I have been testing using gradle as alternative to using ant+ivy. I’m testing the gradle 2.4 version. The only problem so far is that it seems to be impossible to cache dependecies obtained from a filesystem ivy repo.
This has been discussed in:
There is a bug tracker in:
https://issues.gradle.org/browse/GRADLE-1964
The repo in question is a shared network drive. And since I’m accessing it using the file:// uri, it’s not cache because gradle thinks it is a “local” repo. Is there any way I could get gradle to cache the dependencies? As I commented in the bugtracker, none of the workarounds works because ivy resolvers cannot be used manually (in 2.x if I understood correctly).
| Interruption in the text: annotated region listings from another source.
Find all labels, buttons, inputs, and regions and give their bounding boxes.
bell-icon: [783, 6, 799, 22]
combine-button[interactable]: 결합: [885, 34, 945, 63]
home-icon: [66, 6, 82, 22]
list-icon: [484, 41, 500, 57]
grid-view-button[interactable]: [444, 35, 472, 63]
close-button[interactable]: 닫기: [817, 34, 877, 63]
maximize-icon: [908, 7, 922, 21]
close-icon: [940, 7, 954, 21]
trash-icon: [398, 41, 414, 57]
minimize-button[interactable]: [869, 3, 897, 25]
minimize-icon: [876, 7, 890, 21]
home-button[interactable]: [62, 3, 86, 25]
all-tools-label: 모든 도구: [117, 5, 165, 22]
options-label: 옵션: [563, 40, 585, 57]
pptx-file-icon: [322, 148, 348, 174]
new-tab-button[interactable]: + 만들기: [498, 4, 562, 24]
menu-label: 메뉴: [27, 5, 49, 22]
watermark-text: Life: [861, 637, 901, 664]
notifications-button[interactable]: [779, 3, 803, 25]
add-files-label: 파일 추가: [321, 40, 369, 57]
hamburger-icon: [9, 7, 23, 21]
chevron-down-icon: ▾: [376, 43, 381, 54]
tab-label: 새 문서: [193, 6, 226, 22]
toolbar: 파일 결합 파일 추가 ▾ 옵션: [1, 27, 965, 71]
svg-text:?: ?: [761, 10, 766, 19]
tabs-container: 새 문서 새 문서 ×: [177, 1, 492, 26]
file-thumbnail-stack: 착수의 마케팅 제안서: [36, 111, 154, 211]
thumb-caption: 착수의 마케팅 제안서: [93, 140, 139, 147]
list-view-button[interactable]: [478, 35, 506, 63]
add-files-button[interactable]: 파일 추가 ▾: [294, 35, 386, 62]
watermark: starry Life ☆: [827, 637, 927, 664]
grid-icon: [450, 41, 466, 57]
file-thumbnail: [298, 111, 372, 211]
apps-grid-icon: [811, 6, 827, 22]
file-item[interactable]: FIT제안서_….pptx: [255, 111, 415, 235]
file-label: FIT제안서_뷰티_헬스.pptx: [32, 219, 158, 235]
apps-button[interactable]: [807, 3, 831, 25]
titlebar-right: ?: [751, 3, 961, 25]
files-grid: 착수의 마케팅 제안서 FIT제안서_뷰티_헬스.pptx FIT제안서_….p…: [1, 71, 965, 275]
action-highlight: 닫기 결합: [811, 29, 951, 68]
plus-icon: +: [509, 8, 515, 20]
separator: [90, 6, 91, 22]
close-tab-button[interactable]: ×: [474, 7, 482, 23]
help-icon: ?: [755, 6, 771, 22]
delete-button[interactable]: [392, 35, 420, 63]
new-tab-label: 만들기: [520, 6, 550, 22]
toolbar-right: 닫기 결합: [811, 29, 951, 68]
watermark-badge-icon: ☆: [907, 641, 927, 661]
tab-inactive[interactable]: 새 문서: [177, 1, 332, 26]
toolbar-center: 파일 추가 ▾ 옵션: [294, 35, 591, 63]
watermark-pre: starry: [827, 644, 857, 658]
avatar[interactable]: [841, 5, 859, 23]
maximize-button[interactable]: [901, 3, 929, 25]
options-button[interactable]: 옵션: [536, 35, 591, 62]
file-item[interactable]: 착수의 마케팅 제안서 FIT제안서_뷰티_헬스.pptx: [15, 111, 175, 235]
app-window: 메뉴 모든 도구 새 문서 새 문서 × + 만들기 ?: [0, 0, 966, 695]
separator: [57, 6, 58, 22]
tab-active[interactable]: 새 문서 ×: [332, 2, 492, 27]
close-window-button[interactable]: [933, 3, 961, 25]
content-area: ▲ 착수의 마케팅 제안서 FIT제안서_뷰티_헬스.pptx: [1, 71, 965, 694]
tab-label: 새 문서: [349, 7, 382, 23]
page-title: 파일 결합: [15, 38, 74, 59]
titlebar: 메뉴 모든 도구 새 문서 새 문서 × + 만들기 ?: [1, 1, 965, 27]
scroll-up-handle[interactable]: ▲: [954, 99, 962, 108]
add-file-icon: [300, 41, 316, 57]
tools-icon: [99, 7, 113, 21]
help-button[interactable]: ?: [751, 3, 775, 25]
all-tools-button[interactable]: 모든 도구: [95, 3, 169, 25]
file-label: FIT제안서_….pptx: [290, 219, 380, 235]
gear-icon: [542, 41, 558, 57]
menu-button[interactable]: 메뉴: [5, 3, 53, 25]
Currently I’m using the dependencies directly from the repo. This seems to cause 2 things. Firstly, the application starting time seems to be a bit slower (which is normal, since accessing the network share is slower than local ssd). Secondly, it seem that from time to time I seem to “lose” some dependencies because there is a small connection break (or something, I’m not exacly sure). Note that I use eclipse as main tool development/running and gradle only mainly as a build/dependencymanagement tool (the building mostly in CI, because its faster to use eclipse jdt incremental builder in development). Using the eclipse plugins “refresh dependencies/all” usually solves the problem (but building the workspace back takes some time). I think if the dependecies would be cached, I would not have this problem.
Based on some comments in that earler topic, it seems people think a local repo (a true local disk, not a shared drive) is not worth of caching. In my opinion it would be nice to also have that option, i.e. it would not hurt to have the option (default could be false to retain the current logic). That might be useful in some rare cases and would unify the logic that everything can be cache (e.g if you would have multiple caches for performance reasons, though you probably would need to have 100s or 1000s of concurrent builds for that to matter)
I guess one option would be to downgrade to use 1.x version to get the workarounds in the bug tracker to work… but for me it would seem crazy to not use 2.x since it’s under development.